After the traumas of an abusive marriage, Janet Conner began spilling her emotional turmoil and fear onto the page. Conner came to experience an inner voice of wisdom answering her questions on the page, supporting her in facing her fears, healing relationships, and trusting a divine connection. By sharing the founding moments of this amalgam of prayer, meditation, and psychotherapy, Conner embodies the possibilities that great good can come from deep grief and troubles.
It takes very little to begin the process, as she outlines in the section called “What Do I Need?” In the chapter, “Why Write,” Conner shares current research that explores the connection between emotional release and the benefits of writing. The heart of the book is the section titled, “How Do I Write Down My Soul?” At more than 130 pages, it might benefit from additional demarcations to make more visible chapter or section headers so readers can readily see where they are in the process. The four steps: “Show up; Open Up; Listen Up; Follow Up,” are very simple. The key to their success is in the “Write Down Your Soul” boxed writing exercises throughout. These are starting points for sincere reflection. This section includes worksheets to create an “I De-serve” plan. Workshop participants’ stories as well as the author’s own journey add depth and richness.

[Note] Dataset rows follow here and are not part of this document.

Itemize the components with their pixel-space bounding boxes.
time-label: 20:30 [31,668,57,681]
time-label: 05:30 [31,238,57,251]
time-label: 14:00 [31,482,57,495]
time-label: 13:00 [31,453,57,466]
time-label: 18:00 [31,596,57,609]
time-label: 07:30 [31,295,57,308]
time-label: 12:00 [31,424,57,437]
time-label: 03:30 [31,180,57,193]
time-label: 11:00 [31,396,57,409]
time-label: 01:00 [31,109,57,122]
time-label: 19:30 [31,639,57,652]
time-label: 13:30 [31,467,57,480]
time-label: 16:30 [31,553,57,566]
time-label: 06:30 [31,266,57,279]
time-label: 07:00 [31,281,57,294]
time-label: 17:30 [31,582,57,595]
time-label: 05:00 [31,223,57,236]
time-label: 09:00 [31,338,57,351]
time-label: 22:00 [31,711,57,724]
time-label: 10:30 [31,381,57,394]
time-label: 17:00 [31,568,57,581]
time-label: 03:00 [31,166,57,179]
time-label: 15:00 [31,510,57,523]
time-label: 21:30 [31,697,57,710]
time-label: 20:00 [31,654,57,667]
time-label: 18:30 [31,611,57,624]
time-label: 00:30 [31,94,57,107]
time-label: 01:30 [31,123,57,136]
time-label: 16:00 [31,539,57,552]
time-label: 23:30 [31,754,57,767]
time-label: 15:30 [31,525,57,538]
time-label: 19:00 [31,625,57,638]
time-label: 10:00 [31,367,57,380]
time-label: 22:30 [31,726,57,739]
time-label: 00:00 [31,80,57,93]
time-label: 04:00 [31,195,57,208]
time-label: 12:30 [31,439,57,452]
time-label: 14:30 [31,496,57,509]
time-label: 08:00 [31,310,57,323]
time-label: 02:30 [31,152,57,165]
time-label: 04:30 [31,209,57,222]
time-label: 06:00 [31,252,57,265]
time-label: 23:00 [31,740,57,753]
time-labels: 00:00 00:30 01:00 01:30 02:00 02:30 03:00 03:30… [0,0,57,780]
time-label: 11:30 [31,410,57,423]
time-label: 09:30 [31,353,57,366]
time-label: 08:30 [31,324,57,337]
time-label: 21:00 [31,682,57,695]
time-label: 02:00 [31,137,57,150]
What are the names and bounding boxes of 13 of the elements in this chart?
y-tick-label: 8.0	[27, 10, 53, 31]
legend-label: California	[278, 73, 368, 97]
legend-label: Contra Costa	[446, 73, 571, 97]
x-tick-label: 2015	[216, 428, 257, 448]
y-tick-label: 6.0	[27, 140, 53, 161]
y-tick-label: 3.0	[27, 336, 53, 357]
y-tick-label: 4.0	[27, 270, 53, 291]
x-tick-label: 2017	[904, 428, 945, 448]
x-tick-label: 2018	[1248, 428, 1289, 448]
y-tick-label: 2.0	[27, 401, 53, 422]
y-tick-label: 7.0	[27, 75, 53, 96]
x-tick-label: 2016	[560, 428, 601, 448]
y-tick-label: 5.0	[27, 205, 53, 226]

The core of the process for those willing to put pen to paper, are the productive questions to initiate the listening process so critical to accessing that inner voice. Concluding, Conner notes, “…dialogue with the Voice is a joyful, soul-lifting, soul-expanding adventure.” In closing, she includes favorite books and resources, a thirty-day writing log, and side-by-side comparison between her process and “journaling.” For readers who resonate with the possibilities in Conner’s ques-tion—“Did I tell you that questions are magic that activates the Voice?”—and the writing and spirituality sections that these readers haunt, all will welcome this fine and timely contribution.